In the bounce buffer case, it can't. But on a lot of systems, especially those in WiFi APs, the DMA is happening into the CPU buffer directly (no bounce buffer), and there it's an optimization to say "hey, packet copied in, resync and continue".

A security fix briefly breaks DMA

Posted Apr 3, 2022 8:54 UTC (Sun) by dvrabel (subscriber, #9500) [Link] (1 responses)

The device writes the status word (with its RxDone bit) _after_ writing the packet and other metadata. Thus, if the CPU sees RxDone it knows all the other data has been written.

A security fix briefly breaks DMA

Posted Apr 3, 2022 17:40 UTC (Sun) by iabervon (subscriber, #722) [Link]

That's what I thought, but how does the CPU know that none of the sync happened before the status word was written, with the copy of the status word happening after it was written? You'd need to make sure that the first thing that gets copied during the sync is the status word, and I'm not finding any documentation that the sync happens in any particular order.

I expect that the copy actually happens from low to high, and the status word is at the beginning, so it always works, but relies on a property of the core API that was never promised.

A security fix briefly breaks DMA

Posted Apr 3, 2022 9:38 UTC (Sun) by Flow (subscriber, #82408) [Link] (2 responses)

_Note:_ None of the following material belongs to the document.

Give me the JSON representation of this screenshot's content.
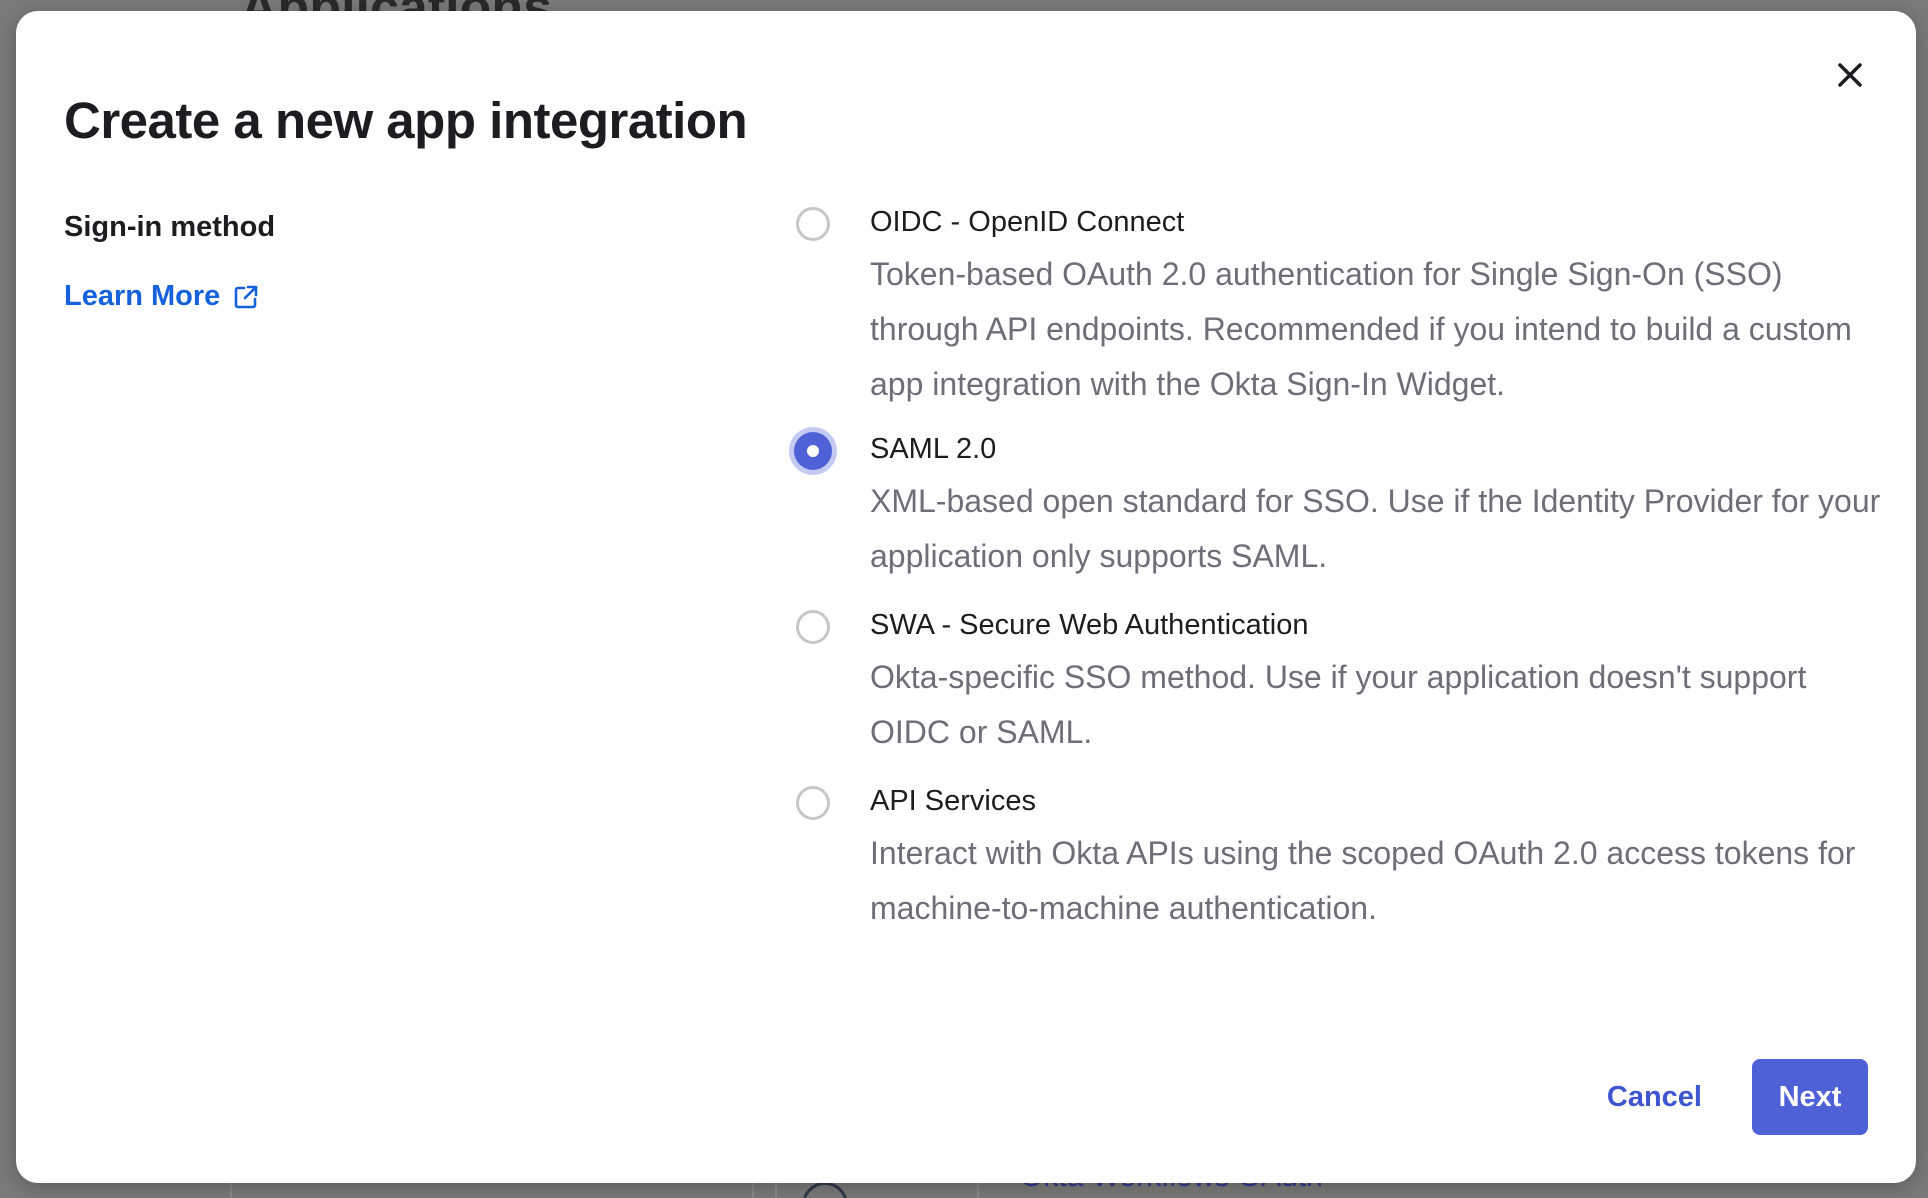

Great summary, as always. However

> It makes sense to zero the bounce buffer before setting it up, but DMA buffers are often used many times, and it is not normal to zero them between operations. So even a bounce buffer that was zeroed at the beginning may accumulate unrelated data and expose it to user space.

I would be thankful if someone could elaborate on the process that is causing unrelated data to accumulate. This is not immediately obvious to me. I suspect that is potentially the device or its driver that is re-using the buffer for further purposes?

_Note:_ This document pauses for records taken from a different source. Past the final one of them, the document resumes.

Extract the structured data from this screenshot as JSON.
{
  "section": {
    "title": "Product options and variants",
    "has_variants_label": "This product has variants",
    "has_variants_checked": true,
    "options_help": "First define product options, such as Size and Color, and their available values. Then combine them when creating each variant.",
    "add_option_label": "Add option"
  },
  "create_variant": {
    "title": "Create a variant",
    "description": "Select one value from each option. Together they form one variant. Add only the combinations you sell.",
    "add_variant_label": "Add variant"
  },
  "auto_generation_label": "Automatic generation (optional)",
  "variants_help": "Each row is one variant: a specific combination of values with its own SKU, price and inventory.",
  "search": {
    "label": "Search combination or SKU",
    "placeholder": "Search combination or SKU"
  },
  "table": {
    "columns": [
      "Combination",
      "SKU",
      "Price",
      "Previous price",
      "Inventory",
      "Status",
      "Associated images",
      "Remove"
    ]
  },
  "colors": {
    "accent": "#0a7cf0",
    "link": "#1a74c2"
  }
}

A security fix briefly breaks DMA

Posted Apr 4, 2022 14:51 UTC (Mon) by imMute (guest, #96323) [Link]

>I suspect that is potentially the device or its driver that is re-using the buffer for further purposes?

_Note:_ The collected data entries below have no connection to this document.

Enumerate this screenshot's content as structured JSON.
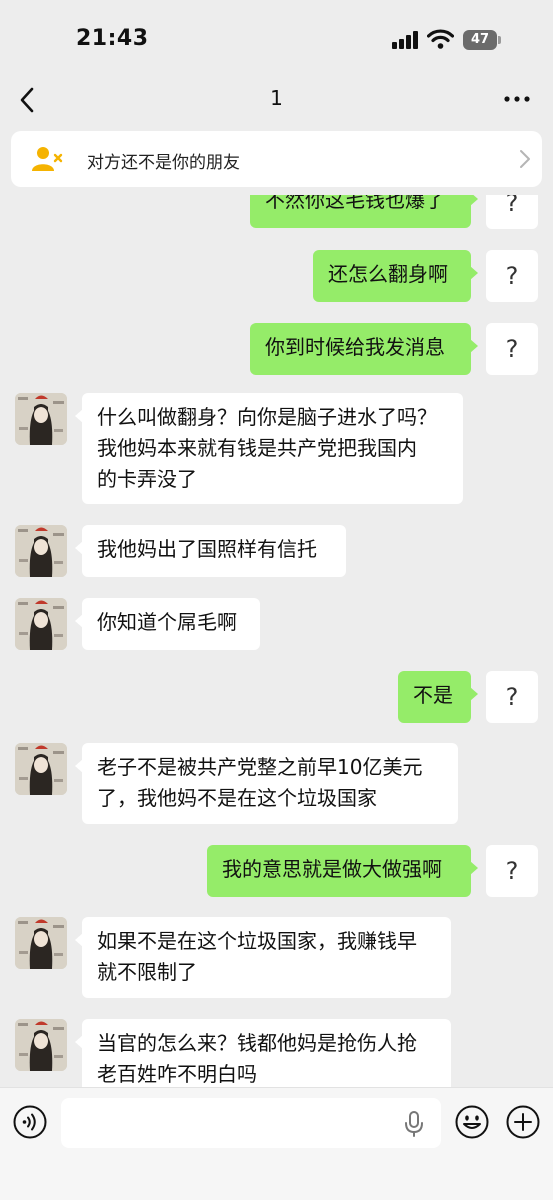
{
  "status_bar": {
    "time": "21:43",
    "battery": "47"
  },
  "nav": {
    "title": "1"
  },
  "friend_notice": {
    "text": "对方还不是你的朋友"
  },
  "messages": [
    {
      "side": "out",
      "lines": [
        "不然你这毛钱也爆了"
      ],
      "status": "?"
    },
    {
      "side": "out",
      "lines": [
        "还怎么翻身啊"
      ],
      "status": "?"
    },
    {
      "side": "out",
      "lines": [
        "你到时候给我发消息"
      ],
      "status": "?"
    },
    {
      "side": "in",
      "lines": [
        "什么叫做翻身？向你是脑子进水了吗？",
        "我他妈本来就有钱是共产党把我国内",
        "的卡弄没了"
      ]
    },
    {
      "side": "in",
      "lines": [
        "我他妈出了国照样有信托"
      ]
    },
    {
      "side": "in",
      "lines": [
        "你知道个屌毛啊"
      ]
    },
    {
      "side": "out",
      "lines": [
        "不是"
      ],
      "status": "?"
    },
    {
      "side": "in",
      "lines": [
        "老子不是被共产党整之前早10亿美元",
        "了，我他妈不是在这个垃圾国家"
      ]
    },
    {
      "side": "out",
      "lines": [
        "我的意思就是做大做强啊"
      ],
      "status": "?"
    },
    {
      "side": "in",
      "lines": [
        "如果不是在这个垃圾国家，我赚钱早",
        "就不限制了"
      ]
    },
    {
      "side": "in",
      "lines": [
        "当官的怎么来？钱都他妈是抢伤人抢",
        "老百姓咋不明白吗"
      ]
    }
  ],
  "input": {
    "placeholder": ""
  },
  "icons": {
    "back": "chevron-left-icon",
    "more": "more-dots-icon",
    "friend": "person-x-icon",
    "voice": "voice-icon",
    "mic": "microphone-icon",
    "emoji": "emoji-icon",
    "add": "plus-circle-icon"
  },
  "colors": {
    "background": "#ededed",
    "bubble_out": "#95ec69",
    "bubble_in": "#ffffff",
    "notice_icon": "#f5b301"
  }
}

This. It's fairly common for drivers to setup a ring of buffers that get reused. As for how the data can be "unrelated" imagine a NIC driver pulling packets off the device - each packet may very well be destined for entirely different processes, but they all use the same set of buffers over and over again.

A security fix briefly breaks DMA

Posted Apr 4, 2022 15:33 UTC (Mon) by johill (subscriber, #25196) [Link]

Well in this case we're talking about swiotlb, so imagine driver 1 maps a buffer A and gets buffer A' in swiotlb, fills some data into it (perhaps it's a crypto driver and there's some key data). Then it unmaps because it's no longer in use. Some time later driver 2 maps a buffer B and also gets A' in the swiotlb shadow data, so now all of the stale data from driver 1 is exposed to driver 2's device for DMA.